Bendell remitía, en su reflexión, al antropólogo Jonathan Lear (2008), quien examina las formas en que los pueblos nativos norteamericanos, en particular la nación Crow, lidiaron con el hecho de perder su territorio y haber sido desplazados a reservaciones. Bendell retoma de Lear la idea de que frente al desafío de ver amenazadas de muerte sus formas de vida, otros pueblos han generado una especie de esperanza radical. 

La esperanza radical sería semejante a la desesperanza en que no tiene una visión de futuro o destino preconcebida o que, teniéndola, no tiene una clara imagen de él. Dice Lear: “Lo que hace radical esta esperanza, es que está dirigida hacia un bienestar futuro que trasciende a la habilidad actual de entenderlo […] Los Crow esperaban la emergencia de una subjetividad Crow que no existía aún. Habría maneras de continuar formándose como Crow, aunque para ello las formas tradicionales estuvieran condenadas. Esta esperanza es radical en que se dirige a una subjetividad que es a la vez Crow pero que no existe todavía.” Así, para que esa imagen y ese futuro pudieran emerger, una forma de “excelencia imaginativa” debía orientarse a encontrar los valores éticos necesarios al nuevo estilo de vida que enfrentarían en lo adelante.
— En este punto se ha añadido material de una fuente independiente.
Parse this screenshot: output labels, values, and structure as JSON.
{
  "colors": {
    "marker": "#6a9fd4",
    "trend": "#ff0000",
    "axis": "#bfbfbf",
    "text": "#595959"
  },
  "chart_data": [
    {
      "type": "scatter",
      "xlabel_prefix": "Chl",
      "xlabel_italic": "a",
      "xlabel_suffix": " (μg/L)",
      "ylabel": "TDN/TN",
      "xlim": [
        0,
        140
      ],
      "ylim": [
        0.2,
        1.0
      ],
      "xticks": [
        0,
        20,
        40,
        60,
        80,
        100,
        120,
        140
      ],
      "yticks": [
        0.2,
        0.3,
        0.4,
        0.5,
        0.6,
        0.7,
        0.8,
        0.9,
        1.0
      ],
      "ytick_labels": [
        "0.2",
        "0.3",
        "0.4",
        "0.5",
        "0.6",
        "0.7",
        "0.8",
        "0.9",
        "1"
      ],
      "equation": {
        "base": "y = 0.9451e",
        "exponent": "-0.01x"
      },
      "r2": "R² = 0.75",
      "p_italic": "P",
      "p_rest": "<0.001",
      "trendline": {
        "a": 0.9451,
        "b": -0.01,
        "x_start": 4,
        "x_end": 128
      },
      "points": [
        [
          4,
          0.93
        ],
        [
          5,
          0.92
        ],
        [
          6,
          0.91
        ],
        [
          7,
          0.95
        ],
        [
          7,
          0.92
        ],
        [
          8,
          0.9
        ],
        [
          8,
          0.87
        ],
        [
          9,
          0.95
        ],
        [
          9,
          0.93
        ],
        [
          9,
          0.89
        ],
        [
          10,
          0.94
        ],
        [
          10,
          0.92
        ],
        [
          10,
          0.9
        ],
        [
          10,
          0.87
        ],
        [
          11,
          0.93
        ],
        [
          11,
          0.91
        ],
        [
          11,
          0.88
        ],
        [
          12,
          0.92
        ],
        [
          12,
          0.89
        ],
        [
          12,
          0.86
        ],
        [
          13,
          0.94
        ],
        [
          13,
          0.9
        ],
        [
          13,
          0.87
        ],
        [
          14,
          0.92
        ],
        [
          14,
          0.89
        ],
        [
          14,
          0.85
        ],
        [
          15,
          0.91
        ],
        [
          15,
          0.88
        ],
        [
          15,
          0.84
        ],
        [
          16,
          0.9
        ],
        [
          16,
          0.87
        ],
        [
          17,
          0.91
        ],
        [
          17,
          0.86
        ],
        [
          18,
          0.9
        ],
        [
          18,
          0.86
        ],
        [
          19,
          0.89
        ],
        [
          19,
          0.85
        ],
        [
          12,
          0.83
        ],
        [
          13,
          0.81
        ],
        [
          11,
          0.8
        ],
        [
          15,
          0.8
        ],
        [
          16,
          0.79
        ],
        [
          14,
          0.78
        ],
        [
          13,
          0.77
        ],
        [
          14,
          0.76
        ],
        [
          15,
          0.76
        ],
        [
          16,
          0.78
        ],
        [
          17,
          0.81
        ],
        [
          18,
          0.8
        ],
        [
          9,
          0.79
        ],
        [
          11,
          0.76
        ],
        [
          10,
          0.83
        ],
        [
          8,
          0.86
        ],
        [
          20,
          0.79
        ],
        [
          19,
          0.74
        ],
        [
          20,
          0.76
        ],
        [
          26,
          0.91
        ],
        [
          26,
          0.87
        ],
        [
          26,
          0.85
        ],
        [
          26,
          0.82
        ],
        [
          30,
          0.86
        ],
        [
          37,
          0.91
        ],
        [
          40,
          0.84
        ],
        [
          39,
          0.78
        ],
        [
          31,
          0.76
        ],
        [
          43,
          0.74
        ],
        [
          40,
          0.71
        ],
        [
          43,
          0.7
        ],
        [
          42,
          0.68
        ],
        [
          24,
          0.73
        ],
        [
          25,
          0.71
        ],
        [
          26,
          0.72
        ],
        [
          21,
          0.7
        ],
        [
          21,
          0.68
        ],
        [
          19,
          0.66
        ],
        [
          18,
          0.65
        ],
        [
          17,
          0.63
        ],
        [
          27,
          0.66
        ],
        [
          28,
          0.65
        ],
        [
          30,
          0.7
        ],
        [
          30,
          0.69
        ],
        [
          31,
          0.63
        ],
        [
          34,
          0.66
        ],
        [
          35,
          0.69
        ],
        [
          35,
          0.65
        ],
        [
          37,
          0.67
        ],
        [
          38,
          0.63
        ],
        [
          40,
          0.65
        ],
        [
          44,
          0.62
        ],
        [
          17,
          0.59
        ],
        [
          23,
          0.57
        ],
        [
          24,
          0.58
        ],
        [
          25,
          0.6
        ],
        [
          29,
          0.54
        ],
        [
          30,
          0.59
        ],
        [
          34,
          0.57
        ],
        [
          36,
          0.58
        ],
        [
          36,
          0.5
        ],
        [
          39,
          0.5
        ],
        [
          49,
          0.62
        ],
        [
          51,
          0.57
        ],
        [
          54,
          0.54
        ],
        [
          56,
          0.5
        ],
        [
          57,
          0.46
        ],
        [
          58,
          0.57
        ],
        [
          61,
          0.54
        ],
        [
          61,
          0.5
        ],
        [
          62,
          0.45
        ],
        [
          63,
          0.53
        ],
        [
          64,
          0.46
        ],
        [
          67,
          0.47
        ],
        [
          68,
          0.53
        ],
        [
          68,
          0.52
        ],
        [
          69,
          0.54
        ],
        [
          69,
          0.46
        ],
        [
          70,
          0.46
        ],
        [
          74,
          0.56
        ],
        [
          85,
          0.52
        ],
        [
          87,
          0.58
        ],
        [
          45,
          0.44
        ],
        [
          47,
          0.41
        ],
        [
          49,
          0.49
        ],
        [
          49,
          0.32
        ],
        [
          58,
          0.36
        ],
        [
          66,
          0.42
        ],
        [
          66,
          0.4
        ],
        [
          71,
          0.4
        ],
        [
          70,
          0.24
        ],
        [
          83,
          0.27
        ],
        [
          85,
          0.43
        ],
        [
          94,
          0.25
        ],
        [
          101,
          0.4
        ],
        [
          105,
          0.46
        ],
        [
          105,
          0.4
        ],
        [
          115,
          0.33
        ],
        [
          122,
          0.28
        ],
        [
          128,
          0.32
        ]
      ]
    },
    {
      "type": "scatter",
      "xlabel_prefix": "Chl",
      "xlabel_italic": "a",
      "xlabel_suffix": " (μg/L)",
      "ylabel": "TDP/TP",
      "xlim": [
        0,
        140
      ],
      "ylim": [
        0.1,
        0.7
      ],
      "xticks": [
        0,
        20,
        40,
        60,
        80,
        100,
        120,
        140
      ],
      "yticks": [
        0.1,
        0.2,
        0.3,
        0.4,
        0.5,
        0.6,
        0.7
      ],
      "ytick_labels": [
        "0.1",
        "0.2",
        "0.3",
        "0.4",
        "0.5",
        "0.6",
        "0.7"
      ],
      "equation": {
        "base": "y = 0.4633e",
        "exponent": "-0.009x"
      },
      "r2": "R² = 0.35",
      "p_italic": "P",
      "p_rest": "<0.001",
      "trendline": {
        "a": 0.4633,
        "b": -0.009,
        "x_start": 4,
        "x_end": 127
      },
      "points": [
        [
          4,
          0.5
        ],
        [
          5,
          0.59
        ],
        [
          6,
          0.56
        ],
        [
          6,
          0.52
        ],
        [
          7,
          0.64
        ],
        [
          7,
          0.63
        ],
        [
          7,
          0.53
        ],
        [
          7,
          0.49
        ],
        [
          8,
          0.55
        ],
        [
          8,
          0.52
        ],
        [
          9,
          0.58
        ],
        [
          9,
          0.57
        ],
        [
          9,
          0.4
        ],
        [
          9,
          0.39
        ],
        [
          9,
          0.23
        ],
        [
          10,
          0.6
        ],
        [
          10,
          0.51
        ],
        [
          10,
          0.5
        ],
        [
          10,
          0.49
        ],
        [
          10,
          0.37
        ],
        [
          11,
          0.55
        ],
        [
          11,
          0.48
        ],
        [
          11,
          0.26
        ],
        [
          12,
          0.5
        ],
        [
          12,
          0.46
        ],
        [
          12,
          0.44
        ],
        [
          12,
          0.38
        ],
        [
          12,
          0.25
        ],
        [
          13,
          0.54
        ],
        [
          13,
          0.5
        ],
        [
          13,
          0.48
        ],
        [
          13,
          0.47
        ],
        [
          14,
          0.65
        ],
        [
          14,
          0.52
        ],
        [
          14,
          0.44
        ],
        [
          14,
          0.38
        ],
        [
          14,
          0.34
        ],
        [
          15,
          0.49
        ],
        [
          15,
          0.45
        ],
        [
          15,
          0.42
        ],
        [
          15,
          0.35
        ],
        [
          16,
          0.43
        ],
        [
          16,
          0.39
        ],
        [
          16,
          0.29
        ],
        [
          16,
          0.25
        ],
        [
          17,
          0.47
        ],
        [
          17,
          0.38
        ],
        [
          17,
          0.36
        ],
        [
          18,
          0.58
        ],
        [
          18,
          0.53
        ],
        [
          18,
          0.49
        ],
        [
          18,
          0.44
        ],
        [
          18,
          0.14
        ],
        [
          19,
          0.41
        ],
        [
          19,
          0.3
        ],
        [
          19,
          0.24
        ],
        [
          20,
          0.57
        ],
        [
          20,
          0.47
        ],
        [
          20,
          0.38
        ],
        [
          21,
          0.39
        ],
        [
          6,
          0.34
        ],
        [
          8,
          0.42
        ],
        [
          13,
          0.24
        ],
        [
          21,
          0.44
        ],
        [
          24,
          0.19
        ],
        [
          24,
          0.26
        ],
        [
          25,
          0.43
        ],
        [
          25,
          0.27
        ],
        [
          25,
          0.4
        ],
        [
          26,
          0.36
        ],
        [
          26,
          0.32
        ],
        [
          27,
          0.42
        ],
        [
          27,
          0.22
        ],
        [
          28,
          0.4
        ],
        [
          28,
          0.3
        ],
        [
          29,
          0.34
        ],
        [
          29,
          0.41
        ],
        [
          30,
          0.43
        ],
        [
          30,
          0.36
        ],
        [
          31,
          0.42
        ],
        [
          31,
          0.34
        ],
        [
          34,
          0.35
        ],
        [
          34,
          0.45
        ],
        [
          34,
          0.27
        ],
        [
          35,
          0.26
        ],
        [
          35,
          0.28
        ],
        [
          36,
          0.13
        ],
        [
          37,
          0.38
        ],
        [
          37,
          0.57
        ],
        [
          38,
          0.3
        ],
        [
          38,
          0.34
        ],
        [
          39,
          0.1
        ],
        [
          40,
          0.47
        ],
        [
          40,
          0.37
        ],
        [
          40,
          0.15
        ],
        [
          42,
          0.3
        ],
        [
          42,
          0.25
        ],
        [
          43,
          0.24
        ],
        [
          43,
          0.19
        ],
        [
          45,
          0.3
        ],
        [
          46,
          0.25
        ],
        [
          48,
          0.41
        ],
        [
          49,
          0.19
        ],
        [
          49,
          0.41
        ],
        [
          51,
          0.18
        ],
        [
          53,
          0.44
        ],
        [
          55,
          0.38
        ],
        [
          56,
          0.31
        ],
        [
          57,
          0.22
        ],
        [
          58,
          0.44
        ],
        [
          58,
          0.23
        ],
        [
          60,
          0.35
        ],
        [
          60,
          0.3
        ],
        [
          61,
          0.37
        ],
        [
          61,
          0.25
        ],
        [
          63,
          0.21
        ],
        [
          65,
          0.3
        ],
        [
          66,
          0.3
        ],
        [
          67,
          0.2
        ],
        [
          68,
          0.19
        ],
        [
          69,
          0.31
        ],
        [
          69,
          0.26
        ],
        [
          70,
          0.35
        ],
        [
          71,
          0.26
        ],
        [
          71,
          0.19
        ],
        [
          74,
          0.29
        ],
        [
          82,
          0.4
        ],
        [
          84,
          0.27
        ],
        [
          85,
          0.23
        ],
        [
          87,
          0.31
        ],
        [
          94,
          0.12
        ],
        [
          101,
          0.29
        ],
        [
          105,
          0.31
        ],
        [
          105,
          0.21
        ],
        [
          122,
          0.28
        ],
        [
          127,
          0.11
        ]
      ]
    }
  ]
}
La escritora y periodista brasileña Eliane Brum escribía, en un artículo titulado La potencia de la primera generación sin esperanza, sobre su experiencia de acompañamiento a los indígenas amazónicos expulsados por el proyecto hidroeléctrico Belo Monte: “Lo que me fascinaba en aquel momento, y todavía me fascina, era la alegría de estar juntos incluso en la catástrofe, un “fenómeno” que primero vi, y después experimenté, junto con los ribereños expulsados por Belo Monte. La alegría como acto de insurrección, como el dedo metido en el ojo del huracán, barrenando la córnea del opresor. No sustituí la esperanza por la alegría, lo digo antes de que se me malentienda otra vez. Me convertí en otra manera de ser/estar en el mundo. Una que ríe aunque sea por descaro y que es capaz de luchar aun sabiendo que va a perder.” Esa es la potencia de la desesperanza, que es en sí misma una esperanza radical porque se construye como potencia en un mundo en resistencia, y no desde las fachadas de una sostenibilidad funcional al proyecto predador responsable por la crisis climática.

Estos no son sino algunos entre múltiples ejemplos. Por todas partes, los pueblos indígenas, nativos, originarios han sido históricamente objeto de despojo y han visto minadas y destruidas sus formas de vida. Frente a esos ataques, frente a la vida siempre en peligro de ser destruida, han encontrado formas de supervivencia que ponen en cuestionamiento la esperanza ilusoria escudada en un ficticio futuro luminoso para justificar una forma de vida insostenible. Son formas de vida que apelan también a la alegría, a la fiesta, a la gestión comunitaria de la vida pues, como la lingüista y activista mixe Yasnaya Aguilar apuntaba recientemente: “Fiesta es resistencia”. 

El activismo climático se ha constituido en los últimos años en torno a la urgencia y la acción inmediata. La noción de futuro que está implicada en un movimiento como el de jóvenes activistas climáticos inspirados por Greta Thunberg, Fridays for Future, se erige a despecho de la apelación al optimismo o a la esperanza de los responsables en la crisis climática, pues no acepta aplazamientos. Si hay algún futuro posible, debe ser construido ahora mismo, y sin permitirse escapes o complacencias. En esta posición, colectivos indígenas que habitan territorios amenazados por los intereses extractivistas y colectivos emergentes de jóvenes en Europa o cualquier otra parte del mundo, comparten una urgencia y una intensidad de vida en el momento presente que no puede ser saboteada por cómodos arreglos funcionales a la maquinaria de la depredación; comparten una subjetividad que está naciendo y que no tiene aún forma definitiva pero sí principios éticos comunes. Comparten una esperanza radical.

Referencias

Bendell, J. (2018). “Deep Adaptation: A Map for Navigating Climate Tragedy” 

Lear, J. (2008). Radical Hope. Ethics in the Face of Cultural Devastation. Harvard University Press.